You’re out for a walk and a distracted driver for a local delivery service runs a red light and hits you, causing injury. You have enrolled your child in daycare, only for them to tell you a story of abuse at the hands of one of the facility’s employees. In these cases and others like them, a victim may be able to pursue a claim for negligent hiring or retention, in addition to any other cause of action that he or she may have.
As a general rule, employers are liable for the damages that their employees cause while on the job. Like most laws, employee liability laws vary from state to state and in how they apply in certain situations. Missouri has enacted a statute that covers an employer’s responsibility for negligent hiring or retention and it differs a little from most states’ laws.

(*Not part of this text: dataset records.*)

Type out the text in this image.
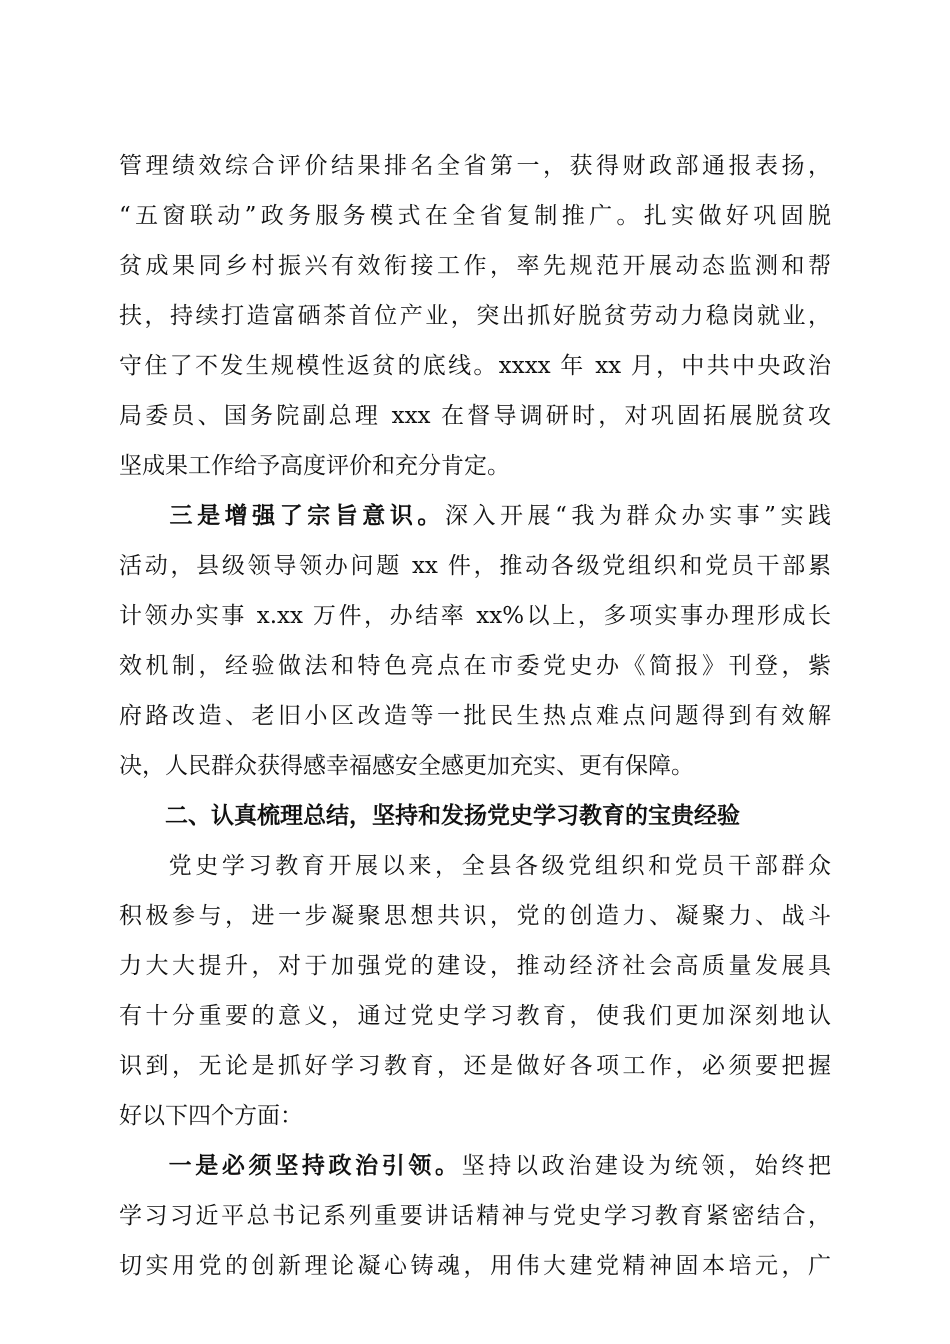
管理绩效综合评价结果排名全省第一，获得财政部通报表扬，
“五窗联动”政务服务模式在全省复制推广。扎实做好巩固脱
贫成果同乡村振兴有效衔接工作，率先规范开展动态监测和帮
扶，持续打造富硒茶首位产业，突出抓好脱贫劳动力稳岗就业，
守住了不发生规模性返贫的底线。xxxx 年 xx 月，中共中央政治
局委员、国务院副总理 xxx 在督导调研时，对巩固拓展脱贫攻
坚成果工作给予高度评价和充分肯定。
三是增强了宗旨意识。深入开展“我为群众办实事”实践
活动，县级领导领办问题 xx 件，推动各级党组织和党员干部累
计领办实事 x.xx 万件，办结率 xx%以上，多项实事办理形成长
效机制，经验做法和特色亮点在市委党史办《简报》刊登，紫
府路改造、老旧小区改造等一批民生热点难点问题得到有效解
决，人民群众获得感幸福感安全感更加充实、更有保障。
二、认真梳理总结，坚持和发扬党史学习教育的宝贵经验
党史学习教育开展以来，全县各级党组织和党员干部群众
积极参与，进一步凝聚思想共识，党的创造力、凝聚力、战斗
力大大提升，对于加强党的建设，推动经济社会高质量发展具
有十分重要的意义，通过党史学习教育，使我们更加深刻地认
识到，无论是抓好学习教育，还是做好各项工作，必须要把握
好以下四个方面：
一是必须坚持政治引领。坚持以政治建设为统领，始终把
学习习近平总书记系列重要讲话精神与党史学习教育紧密结合，
切实用党的创新理论凝心铸魂，用伟大建党精神固本培元，广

In Missouri, in order for a plaintiff to win a case based on an employer’s negligence in hiring or retention, he or she must prove two elements. The first element is that the employer knew or should have known of the employee’s dangerous proclivities. What makes this element a little tricky is Missouri’s rule that an employer is not obligated to investigate an employee’s criminal record simply because he or she will interact with the public; however, there are exceptions to this rule, depending on the nature of the employment.
The second element that must be proven for a successful suit is that the employer’s negligence was the proximate cause of the plaintiff’s injuries. In order for an action to be considered proximate, it must have in some way caused the injury in question. There are many tests for determine proximate cause depending on the injury, but most of these tests deal with foreseeability, risk and independent causes.